World Bank Libya report: violent political conflict, deficits, inflation, and lack of reform framework stall economy
By Sami Zaptia.
London, 13 October 2017:
The World Bank Economic Outlook report on Libya released this month paints a dire picture of Libya’s economy stating that reform of structural issues predating the 2011 revolution need to be addressed.
‘‘Despite limited improvements, the Libyan economy still remains far below potential, hindered by the persistence of violent political conflict. The twin deficits remain large and lacking any framework for corrective measures, exacerbating the instability of the macroeconomic framework. Inflation accelerated, eroding further the purchasing power of the population. Over the medium term, the challenges go beyond reconstruction to addressing pre-2011 development gaps, diversifying the economy, and promoting private sector development’’, the report said.

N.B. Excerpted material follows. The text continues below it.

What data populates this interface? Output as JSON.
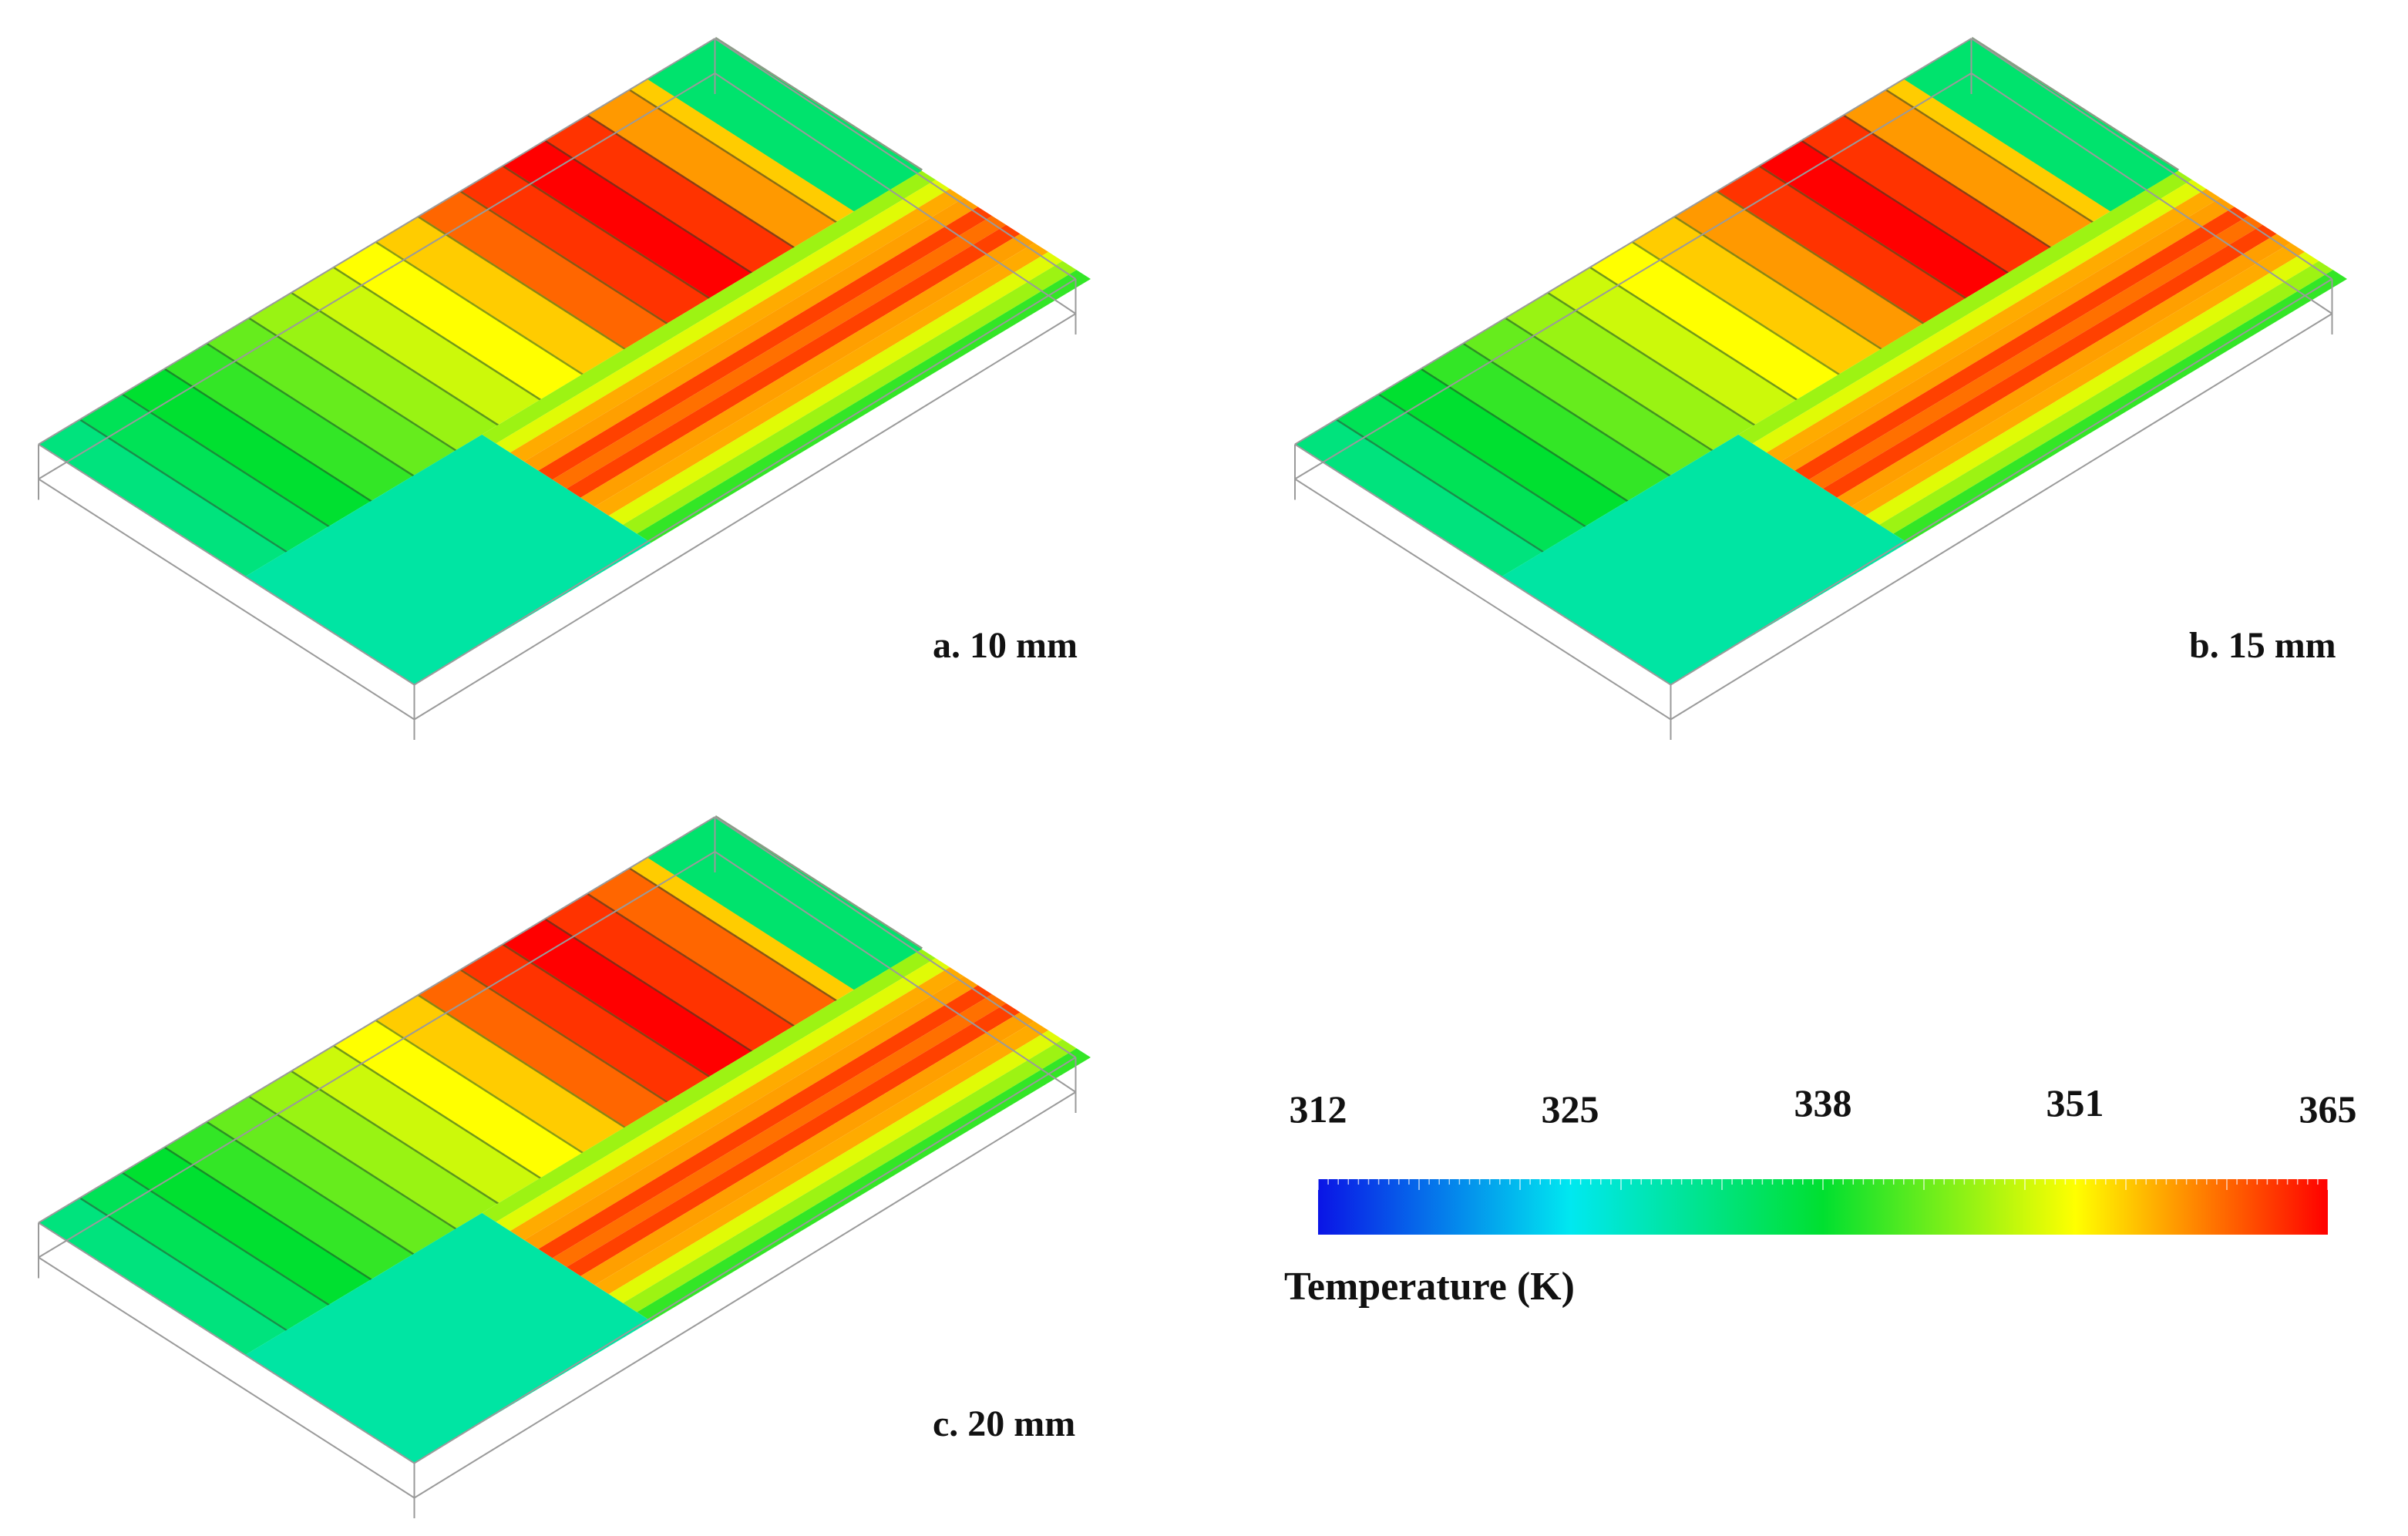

‘‘Despite strong growth performance driven by the oil sector, the Libyan economy is still suffering from political strife that hinders it from reaching its potential. Following four years of recession, the Libyan economy recovered in 2017-H1, thanks to the resumption in the production of hydrocarbon products after the repossession from militias of the main oil fields last year. The non-hydrocarbon sectors remained sluggish inhibited by lack of funds and security. GDP is expected to increase by 25.6 percent in 2017, allowing income per capita to substantially improve to 65 percent of its 2010 level after losing more than half of its value’’, added the latest report.
The World Bank report also stated that ‘‘Prices of almost all commodities continued to increase over the first half of 2017, which further depleted the purchasing power of the population. Inflation hit a record level of 28.5 percent over 2017-H1 following the 25.9 percent registered last year. Inflation is mainly driven by acute shortages in the supply chains of basic commodities, speculation in the expanding black markets, the de facto removal of food subsidies due to lack of funds, and the strong devaluation of the LYD in the parallel markets. High inflation coupled with weak performance of non-hydrocarbon sectors are likely to have increased poverty and exacerbated socio-economic exclusion’’.